Vor allem bei den überbordenden Partituren der Spätromantik
und frühen Moderne. Und ganz besonders, wenn Chor oder gar Solostimmen
involviert sind. Die trompeten – Gesetz der Physik – nach vorn. Es sitzen
aber gerade in diesem steil hochragenden Saal, den die Architekten Herzog &
de Meuron sowie der Akustiker Yasuhisa Toyota (der auch den neuen Münchner
Konzertsaal betreut) zu verantworten haben, zu viele Menschen hinter den
Sängern. Menschen, die nicht darauf hingewiesen wurden und die auch nicht
viel weniger gezahlt haben, als die Glücklichen auf den besseren Plätzen in
der Front.

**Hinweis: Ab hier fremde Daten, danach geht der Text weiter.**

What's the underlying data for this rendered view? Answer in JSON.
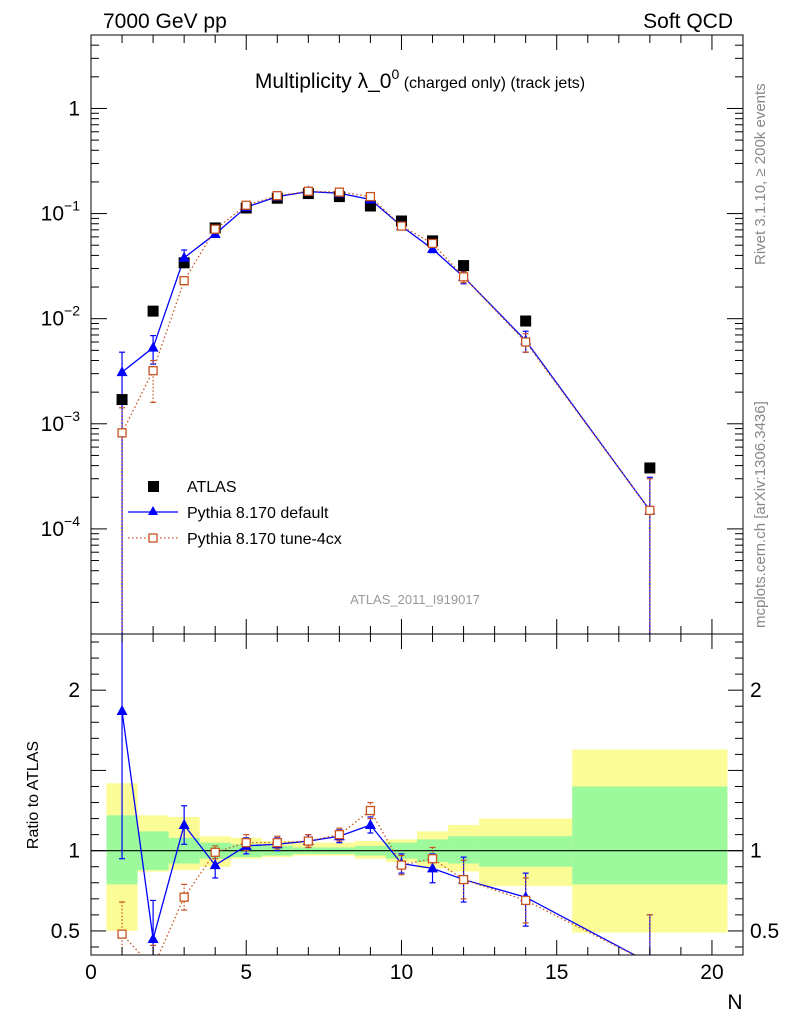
{
  "header": {
    "left": "7000 GeV pp",
    "right": "Soft QCD"
  },
  "side_labels": {
    "rivet": "Rivet 3.1.10, ≥ 200k events",
    "mcplots": "mcplots.cern.ch [arXiv:1306.3436]"
  },
  "chart_data": [
    {
      "type": "scatter",
      "title": "Multiplicity λ_0",
      "title_sup": "0",
      "title_suffix": " (charged only) (track jets)",
      "analysis_id": "ATLAS_2011_I919017",
      "yscale": "log",
      "xlim": [
        0,
        21
      ],
      "ylim": [
        1e-05,
        5
      ],
      "y_tick_labels": [
        {
          "value": 1,
          "base": "1",
          "exp": ""
        },
        {
          "value": 0.1,
          "base": "10",
          "exp": "−1"
        },
        {
          "value": 0.01,
          "base": "10",
          "exp": "−2"
        },
        {
          "value": 0.001,
          "base": "10",
          "exp": "−3"
        },
        {
          "value": 0.0001,
          "base": "10",
          "exp": "−4"
        }
      ],
      "legend": {
        "position": "middle-left",
        "entries": [
          "ATLAS",
          "Pythia 8.170 default",
          "Pythia 8.170 tune-4cx"
        ]
      },
      "series": [
        {
          "name": "ATLAS",
          "color": "#000000",
          "marker": "filled-square",
          "x": [
            1,
            2,
            3,
            4,
            5,
            6,
            7,
            8,
            9,
            10,
            11,
            12,
            14,
            18
          ],
          "y": [
            0.0017,
            0.0118,
            0.034,
            0.073,
            0.113,
            0.14,
            0.155,
            0.145,
            0.118,
            0.085,
            0.055,
            0.032,
            0.0095,
            0.00038
          ]
        },
        {
          "name": "Pythia 8.170 default",
          "color": "#0000ff",
          "marker": "filled-triangle",
          "line": "solid",
          "x": [
            1,
            2,
            3,
            4,
            5,
            6,
            7,
            8,
            9,
            10,
            11,
            12,
            14,
            18
          ],
          "y": [
            0.0031,
            0.0053,
            0.038,
            0.064,
            0.115,
            0.145,
            0.162,
            0.156,
            0.136,
            0.076,
            0.046,
            0.025,
            0.0062,
            0.00015
          ],
          "err_low": [
            0.0031,
            0.0016,
            0.004,
            0.004,
            0.004,
            0.004,
            0.004,
            0.004,
            0.004,
            0.003,
            0.0035,
            0.0035,
            0.0014,
            0.00015
          ],
          "err_high": [
            0.0017,
            0.0016,
            0.007,
            0.004,
            0.004,
            0.004,
            0.004,
            0.004,
            0.004,
            0.003,
            0.0035,
            0.0035,
            0.0014,
            0.00016
          ]
        },
        {
          "name": "Pythia 8.170 tune-4cx",
          "color": "#c8531e",
          "marker": "open-square",
          "line": "dotted",
          "x": [
            1,
            2,
            3,
            4,
            5,
            6,
            7,
            8,
            9,
            10,
            11,
            12,
            14,
            18
          ],
          "y": [
            0.00082,
            0.0032,
            0.023,
            0.071,
            0.12,
            0.148,
            0.163,
            0.16,
            0.145,
            0.076,
            0.052,
            0.025,
            0.006,
            0.00015
          ],
          "err_low": [
            0.00082,
            0.0016,
            0.002,
            0.002,
            0.003,
            0.003,
            0.003,
            0.003,
            0.003,
            0.003,
            0.003,
            0.003,
            0.0012,
            0.00015
          ],
          "err_high": [
            0.0006,
            0.0008,
            0.002,
            0.002,
            0.003,
            0.003,
            0.003,
            0.003,
            0.003,
            0.003,
            0.003,
            0.003,
            0.0012,
            0.00015
          ]
        }
      ]
    },
    {
      "type": "line",
      "ylabel": "Ratio to ATLAS",
      "xlabel": "N",
      "xlim": [
        0,
        21
      ],
      "ylim": [
        0.35,
        2.35
      ],
      "x_ticks": [
        0,
        5,
        10,
        15,
        20
      ],
      "y_ticks": [
        0.5,
        1,
        2
      ],
      "reference_line": 1,
      "band_colors": {
        "inner": "#9cf99c",
        "outer": "#fcfc96"
      },
      "uncertainty_bands": [
        {
          "x0": 0.5,
          "x1": 1.5,
          "inner": [
            0.79,
            1.22
          ],
          "outer": [
            0.5,
            1.42
          ]
        },
        {
          "x0": 1.5,
          "x1": 2.5,
          "inner": [
            0.88,
            1.12
          ],
          "outer": [
            0.87,
            1.22
          ]
        },
        {
          "x0": 2.5,
          "x1": 3.5,
          "inner": [
            0.92,
            1.08
          ],
          "outer": [
            0.88,
            1.21
          ]
        },
        {
          "x0": 3.5,
          "x1": 4.5,
          "inner": [
            0.95,
            1.05
          ],
          "outer": [
            0.9,
            1.09
          ]
        },
        {
          "x0": 4.5,
          "x1": 5.5,
          "inner": [
            0.96,
            1.04
          ],
          "outer": [
            0.95,
            1.08
          ]
        },
        {
          "x0": 5.5,
          "x1": 6.5,
          "inner": [
            0.97,
            1.03
          ],
          "outer": [
            0.96,
            1.06
          ]
        },
        {
          "x0": 6.5,
          "x1": 7.5,
          "inner": [
            0.98,
            1.02
          ],
          "outer": [
            0.97,
            1.05
          ]
        },
        {
          "x0": 7.5,
          "x1": 8.5,
          "inner": [
            0.98,
            1.02
          ],
          "outer": [
            0.97,
            1.05
          ]
        },
        {
          "x0": 8.5,
          "x1": 9.5,
          "inner": [
            0.97,
            1.03
          ],
          "outer": [
            0.95,
            1.06
          ]
        },
        {
          "x0": 9.5,
          "x1": 10.5,
          "inner": [
            0.95,
            1.05
          ],
          "outer": [
            0.93,
            1.07
          ]
        },
        {
          "x0": 10.5,
          "x1": 11.5,
          "inner": [
            0.93,
            1.07
          ],
          "outer": [
            0.89,
            1.12
          ]
        },
        {
          "x0": 11.5,
          "x1": 12.5,
          "inner": [
            0.92,
            1.09
          ],
          "outer": [
            0.87,
            1.16
          ]
        },
        {
          "x0": 12.5,
          "x1": 15.5,
          "inner": [
            0.9,
            1.09
          ],
          "outer": [
            0.78,
            1.2
          ]
        },
        {
          "x0": 15.5,
          "x1": 20.5,
          "inner": [
            0.79,
            1.4
          ],
          "outer": [
            0.49,
            1.63
          ]
        }
      ],
      "series": [
        {
          "name": "Pythia 8.170 default",
          "color": "#0000ff",
          "marker": "filled-triangle",
          "line": "solid",
          "x": [
            1,
            2,
            3,
            4,
            5,
            6,
            7,
            8,
            9,
            10,
            11,
            12,
            14,
            18
          ],
          "y": [
            1.87,
            0.45,
            1.16,
            0.91,
            1.03,
            1.04,
            1.06,
            1.09,
            1.16,
            0.92,
            0.89,
            0.82,
            0.71,
            0.3
          ],
          "err_low": [
            0.92,
            0.25,
            0.12,
            0.08,
            0.05,
            0.04,
            0.04,
            0.04,
            0.05,
            0.06,
            0.09,
            0.14,
            0.18,
            0.3
          ],
          "err_high": [
            0.95,
            0.24,
            0.12,
            0.08,
            0.05,
            0.04,
            0.04,
            0.04,
            0.05,
            0.06,
            0.09,
            0.14,
            0.15,
            0.3
          ]
        },
        {
          "name": "Pythia 8.170 tune-4cx",
          "color": "#c8531e",
          "marker": "open-square",
          "line": "dotted",
          "x": [
            1,
            2,
            3,
            4,
            5,
            6,
            7,
            8,
            9,
            10,
            11,
            12,
            14,
            18
          ],
          "y": [
            0.48,
            0.27,
            0.71,
            0.99,
            1.05,
            1.05,
            1.06,
            1.1,
            1.25,
            0.91,
            0.95,
            0.82,
            0.69,
            0.3
          ],
          "err_low": [
            0.2,
            0.14,
            0.08,
            0.04,
            0.05,
            0.04,
            0.04,
            0.04,
            0.05,
            0.06,
            0.07,
            0.12,
            0.14,
            0.3
          ],
          "err_high": [
            0.2,
            0.14,
            0.08,
            0.04,
            0.05,
            0.04,
            0.04,
            0.04,
            0.05,
            0.06,
            0.07,
            0.12,
            0.14,
            0.3
          ]
        }
      ]
    }
  ]
}
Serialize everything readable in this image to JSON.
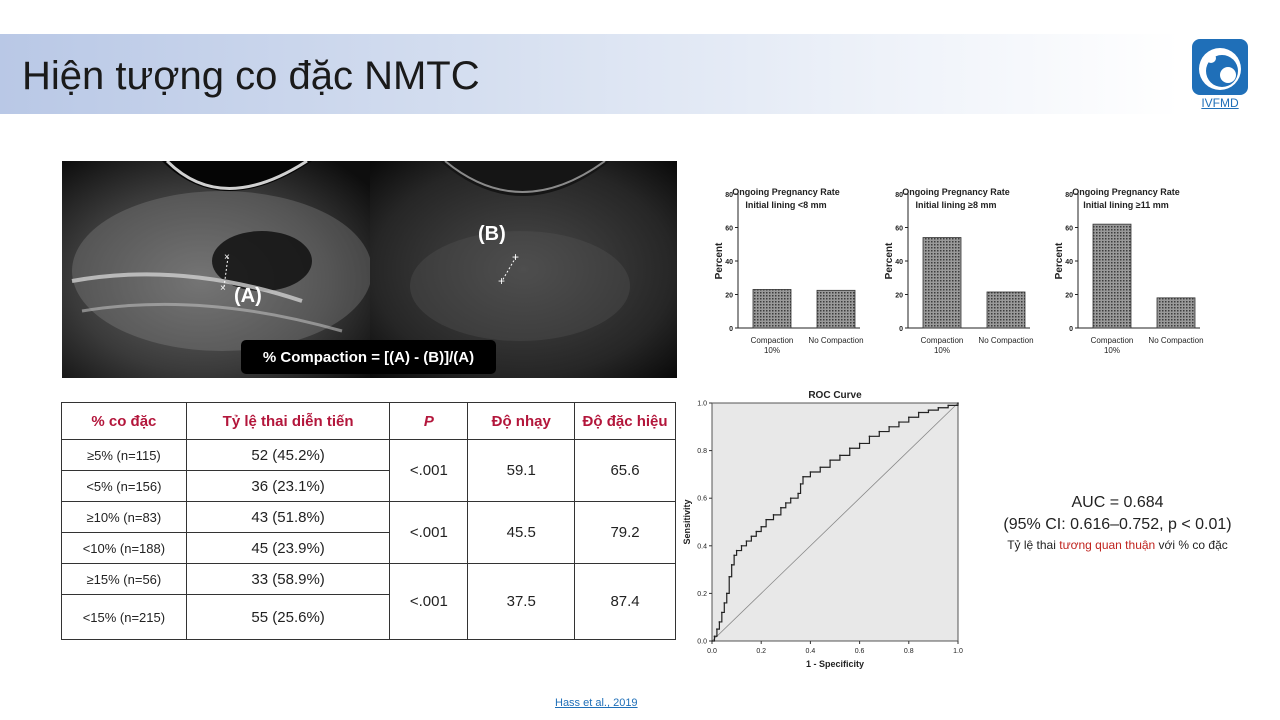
{
  "title": "Hiện tượng co đặc NMTC",
  "logo_text": "IVFMD",
  "images": {
    "label_a": "(A)",
    "label_b": "(B)",
    "formula": "% Compaction = [(A) - (B)]/(A)"
  },
  "table": {
    "headers": [
      "% co đặc",
      "Tỷ lệ thai diễn tiến",
      "P",
      "Độ nhạy",
      "Độ đặc hiệu"
    ],
    "groups": [
      {
        "rows": [
          [
            "≥5% (n=115)",
            "52 (45.2%)"
          ],
          [
            "<5% (n=156)",
            "36 (23.1%)"
          ]
        ],
        "p": "<.001",
        "sens": "59.1",
        "spec": "65.6"
      },
      {
        "rows": [
          [
            "≥10% (n=83)",
            "43 (51.8%)"
          ],
          [
            "<10% (n=188)",
            "45 (23.9%)"
          ]
        ],
        "p": "<.001",
        "sens": "45.5",
        "spec": "79.2"
      },
      {
        "rows": [
          [
            "≥15% (n=56)",
            "33 (58.9%)"
          ],
          [
            "<15% (n=215)",
            "55 (25.6%)"
          ]
        ],
        "p": "<.001",
        "sens": "37.5",
        "spec": "87.4"
      }
    ]
  },
  "chart_data": [
    {
      "type": "bar",
      "title": "Ongoing Pregnancy Rate",
      "subtitle": "Initial lining <8 mm",
      "ylabel": "Percent",
      "categories": [
        "Compaction 10%",
        "No Compaction"
      ],
      "values": [
        23,
        22.5
      ],
      "ylim": [
        0,
        80
      ],
      "yticks": [
        "0",
        "20",
        "40",
        "60",
        "80"
      ]
    },
    {
      "type": "bar",
      "title": "Ongoing Pregnancy Rate",
      "subtitle": "Initial lining ≥8 mm",
      "ylabel": "Percent",
      "categories": [
        "Compaction 10%",
        "No Compaction"
      ],
      "values": [
        54,
        21.5
      ],
      "ylim": [
        0,
        80
      ],
      "yticks": [
        "0",
        "20",
        "40",
        "60",
        "80"
      ]
    },
    {
      "type": "bar",
      "title": "Ongoing Pregnancy Rate",
      "subtitle": "Initial lining ≥11 mm",
      "ylabel": "Percent",
      "categories": [
        "Compaction 10%",
        "No Compaction"
      ],
      "values": [
        62,
        18
      ],
      "ylim": [
        0,
        80
      ],
      "yticks": [
        "0",
        "20",
        "40",
        "60",
        "80"
      ]
    },
    {
      "type": "line",
      "title": "ROC Curve",
      "xlabel": "1 - Specificity",
      "ylabel": "Sensitivity",
      "xlim": [
        0,
        1
      ],
      "ylim": [
        0,
        1
      ],
      "ticks": [
        "0.0",
        "0.2",
        "0.4",
        "0.6",
        "0.8",
        "1.0"
      ],
      "x": [
        0,
        0.01,
        0.02,
        0.03,
        0.04,
        0.05,
        0.06,
        0.07,
        0.08,
        0.09,
        0.1,
        0.12,
        0.14,
        0.16,
        0.18,
        0.2,
        0.22,
        0.25,
        0.28,
        0.3,
        0.32,
        0.35,
        0.36,
        0.37,
        0.4,
        0.44,
        0.48,
        0.52,
        0.56,
        0.6,
        0.64,
        0.68,
        0.72,
        0.76,
        0.8,
        0.84,
        0.88,
        0.92,
        0.96,
        1.0
      ],
      "y": [
        0,
        0.02,
        0.05,
        0.08,
        0.12,
        0.16,
        0.2,
        0.27,
        0.32,
        0.36,
        0.38,
        0.4,
        0.42,
        0.44,
        0.46,
        0.48,
        0.51,
        0.53,
        0.56,
        0.58,
        0.6,
        0.62,
        0.66,
        0.69,
        0.71,
        0.73,
        0.76,
        0.78,
        0.81,
        0.83,
        0.86,
        0.88,
        0.9,
        0.92,
        0.94,
        0.96,
        0.97,
        0.98,
        0.99,
        1.0
      ]
    }
  ],
  "auc": {
    "line1": "AUC = 0.684",
    "line2": "(95% CI: 0.616–0.752, p < 0.01)",
    "line3_pre": "Tỷ lệ thai ",
    "line3_red": "tương quan thuận",
    "line3_post": " với % co đặc"
  },
  "citation": "Hass et al., 2019",
  "colors": {
    "header_red": "#b3163b",
    "accent_red": "#c0231e",
    "link_blue": "#1f6fb8"
  }
}
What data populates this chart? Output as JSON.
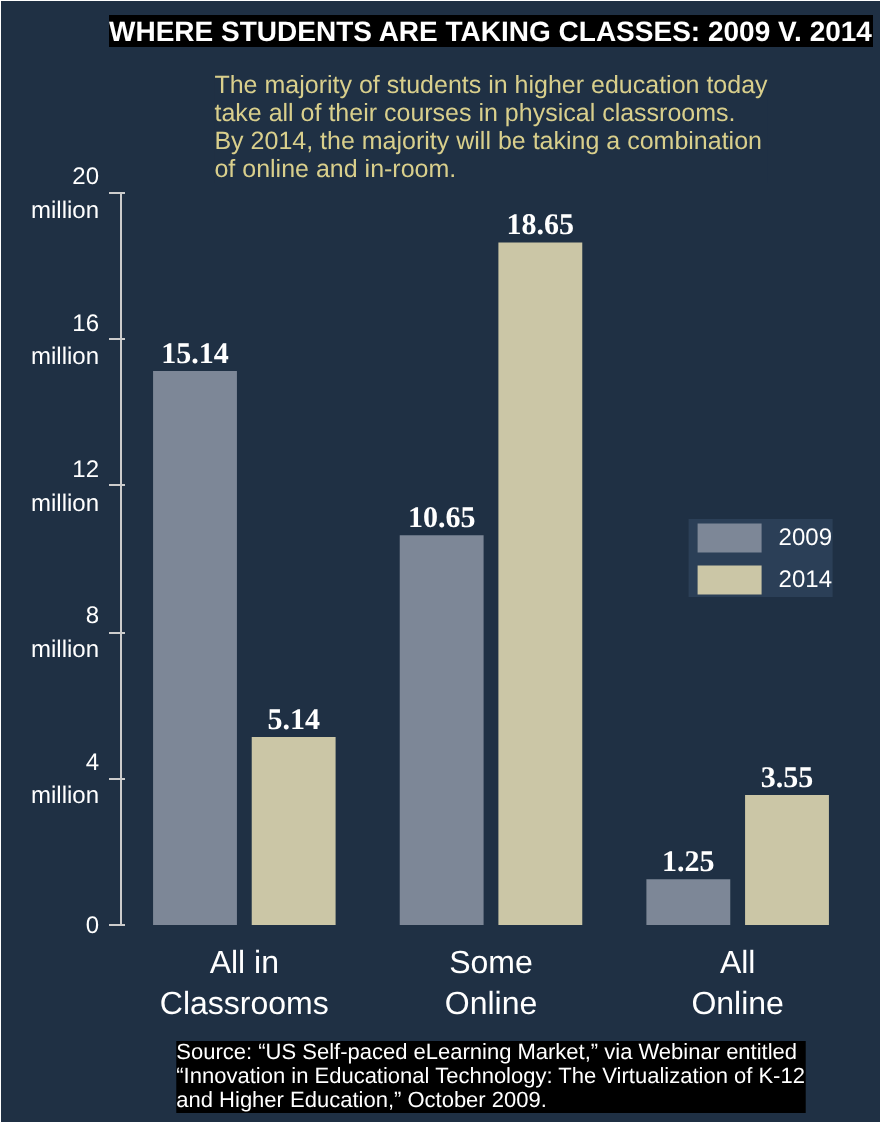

Das war schon beim allerersten Konzert im Schlusssatz der
Beethoven-Neunten deutlich zu erleben, ebenso in der
Wolfgang-Rihm-Urauführung für Tenor und Orchester. Die eigentlich Jonas
Kaufmann hätte singen sollen, der wegen seiner damaligen Stimmbandprobleme
durch Pavol Breslik ersetzt worden war. Der wurde damals für seine kleine
Stimme kritisiert, aber Kaufmann wäre wohl kaum besser durchgekommen.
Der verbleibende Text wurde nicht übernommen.